2021年03月17日 サッカーダイジェストWeb編集部

ペナルティのワッキーさんからの質問に返答

約1年半の指揮で名古屋を強豪クラブへと変貌させたヴェンゲル監督。(C)Getty Images

 3月16日、元アーセナル監督で、名古屋グランパスなどでも指揮を執ったアーセン・ヴェンゲル氏が、『アーセン・ヴェンゲル自伝 赤と白、わが人生』の日本語版が同日に発売されたのを記念し、オンライン会見を行なった。

 同書は、ヴェンゲル氏による初の自伝で、2020年9月に母国フランスで刊行され、ベストセラーとなった。現在までに、日本を含めて世界15か国で翻訳が決定している。

 フランス・アルザス地方の小さな村で生まれ育った幼少期、県リーグの3部チームからフランス1部リーグに上り詰めた現役時代、そして、名古屋を経て渡ったアーセナルで無敗優勝を成し遂げるなど輝かしい実績を残し、22年間に渡る長期政権を築いた監督時代。努力を重ねて、成功をつかみとった生涯が、貴重な写真とともにまとめられた一冊となっている。

 その会見にゲスト出演した、名門・市立船橋高サッカー部出身のお笑いコンビ・ペナルティのワッキーさんから、「名古屋の監督時代に大変だったことや印象に残っていることはありますか」と質問を受けると、ヴェンゲル氏は次のように答えた。

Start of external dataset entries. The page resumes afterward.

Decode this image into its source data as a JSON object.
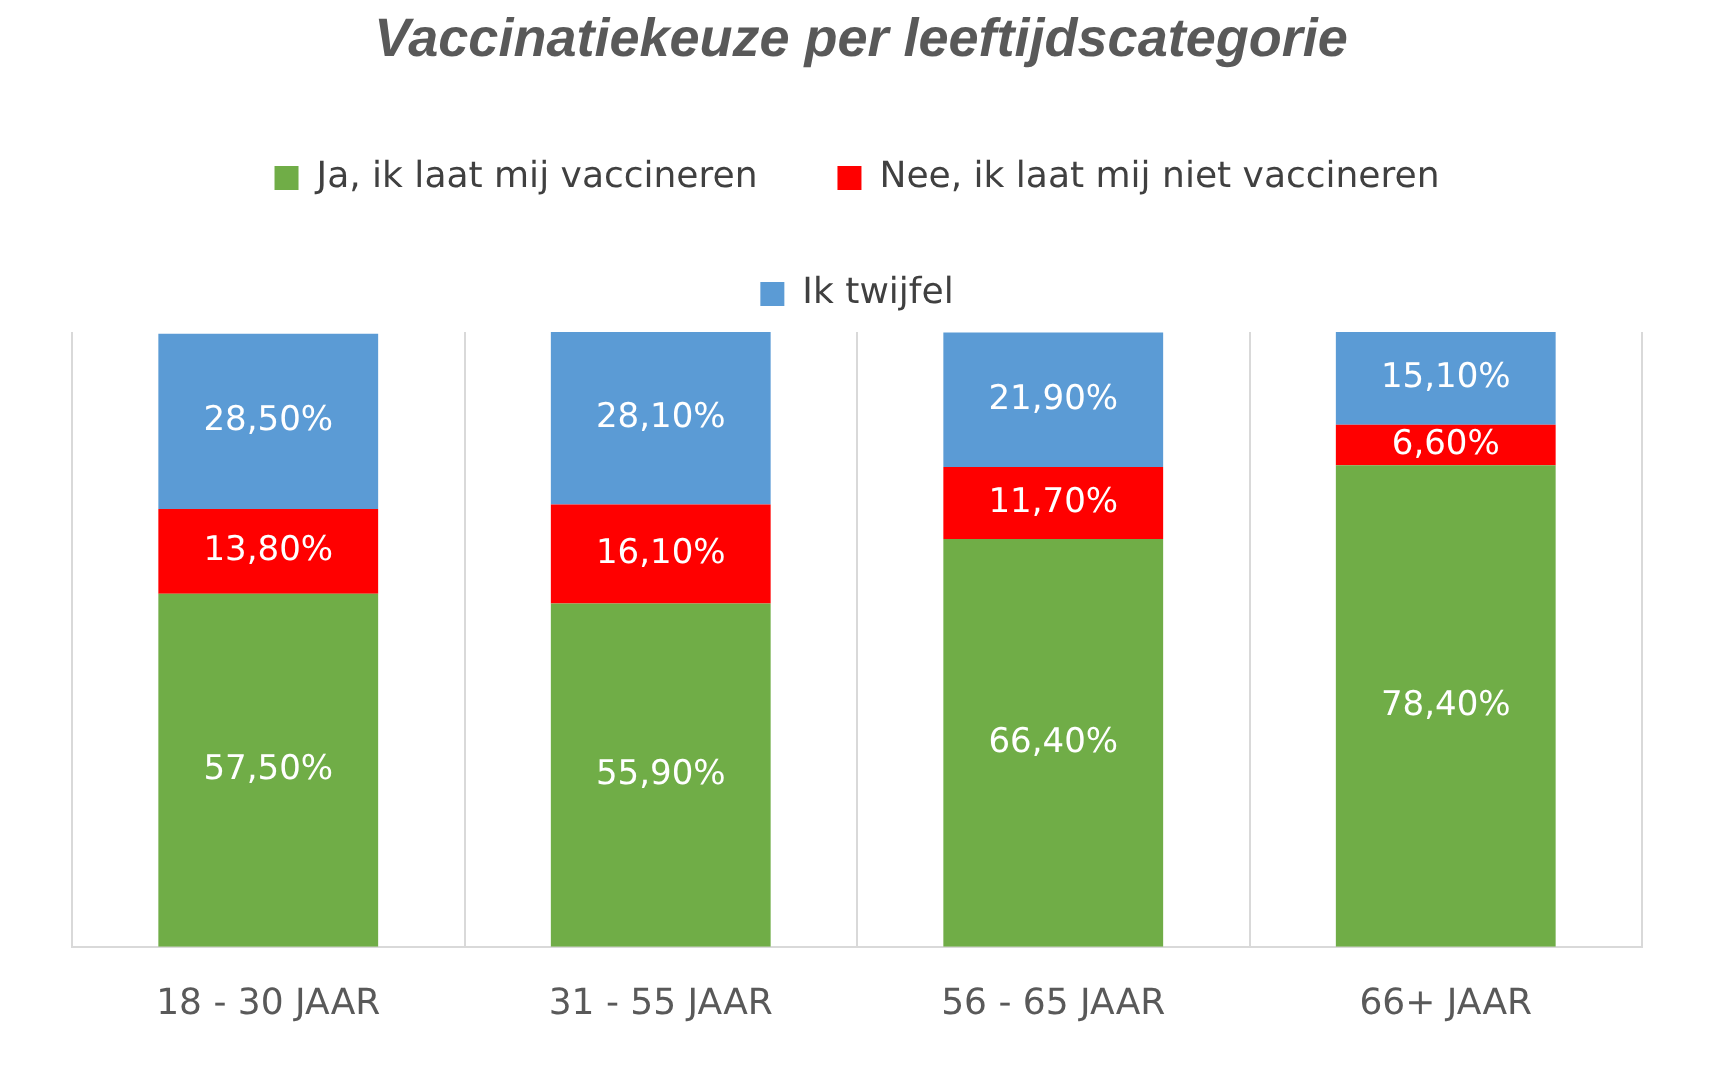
{
  "chart_data": {
    "type": "bar",
    "title": "Vaccinatiekeuze per leeftijdscategorie",
    "categories": [
      "18 - 30 JAAR",
      "31 - 55 JAAR",
      "56 - 65 JAAR",
      "66+ JAAR"
    ],
    "stacked": true,
    "grid": "x",
    "legend": "top",
    "tick_labels": "x",
    "series": [
      {
        "name": "Ja, ik laat mij vaccineren",
        "color": "#70ad47",
        "values": [
          57.5,
          55.9,
          66.4,
          78.4
        ],
        "value_labels": [
          "57,50%",
          "55,90%",
          "66,40%",
          "78,40%"
        ]
      },
      {
        "name": "Nee, ik laat mij niet vaccineren",
        "color": "#ff0000",
        "values": [
          13.8,
          16.1,
          11.7,
          6.6
        ],
        "value_labels": [
          "13,80%",
          "16,10%",
          "11,70%",
          "6,60%"
        ]
      },
      {
        "name": "Ik twijfel",
        "color": "#5b9bd5",
        "values": [
          28.5,
          28.1,
          21.9,
          15.1
        ],
        "value_labels": [
          "28,50%",
          "28,10%",
          "21,90%",
          "15,10%"
        ]
      }
    ]
  }
}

「就任した時、名古屋はとんでもない連敗記録を更新しつつあったので、選手たちは自信を失っていた。それでも、『負の連鎖は続かない』と説得力をもって伝えるのが難しかった」

【動画】ヴェンゲル監督の下、95年にJリーグMVPに輝いたストイコビッチの超絶プレー集
 初めてフランス以外のクラブを率いたこともあり、言葉の壁にも苦悩したようだ。

「大きなチャレンジをするために、どんなメッセージを送ったらいいのか。通訳を介してチームに指示を与えるのが初めてだったので難しかった。ただ、いま振り返ると(日本人に比べて)われわれ外国人の監督はコミュニケーションの取り方が激しくなってしまう。時には乱暴な言い方になってしまうが、通訳が和らげてくれるので、それは良い点かもしれないね」

 ヴェンゲル就任1年目の1995年シーズン、前年の第2ステージで最下位だった名古屋は開幕8試合でわずか1勝と躓いた。だが、中断期間のパリ合宿を機にチームのスタイルが固まり、そこから破竹の快進撃。第1ステージは最終的に4位まで浮上すると、第2ステージは優勝争いに加わり、2位でフィニッシュする。そして、天皇杯で見事に戴冠を果たし、クラブ初タイトルを獲得したのだった。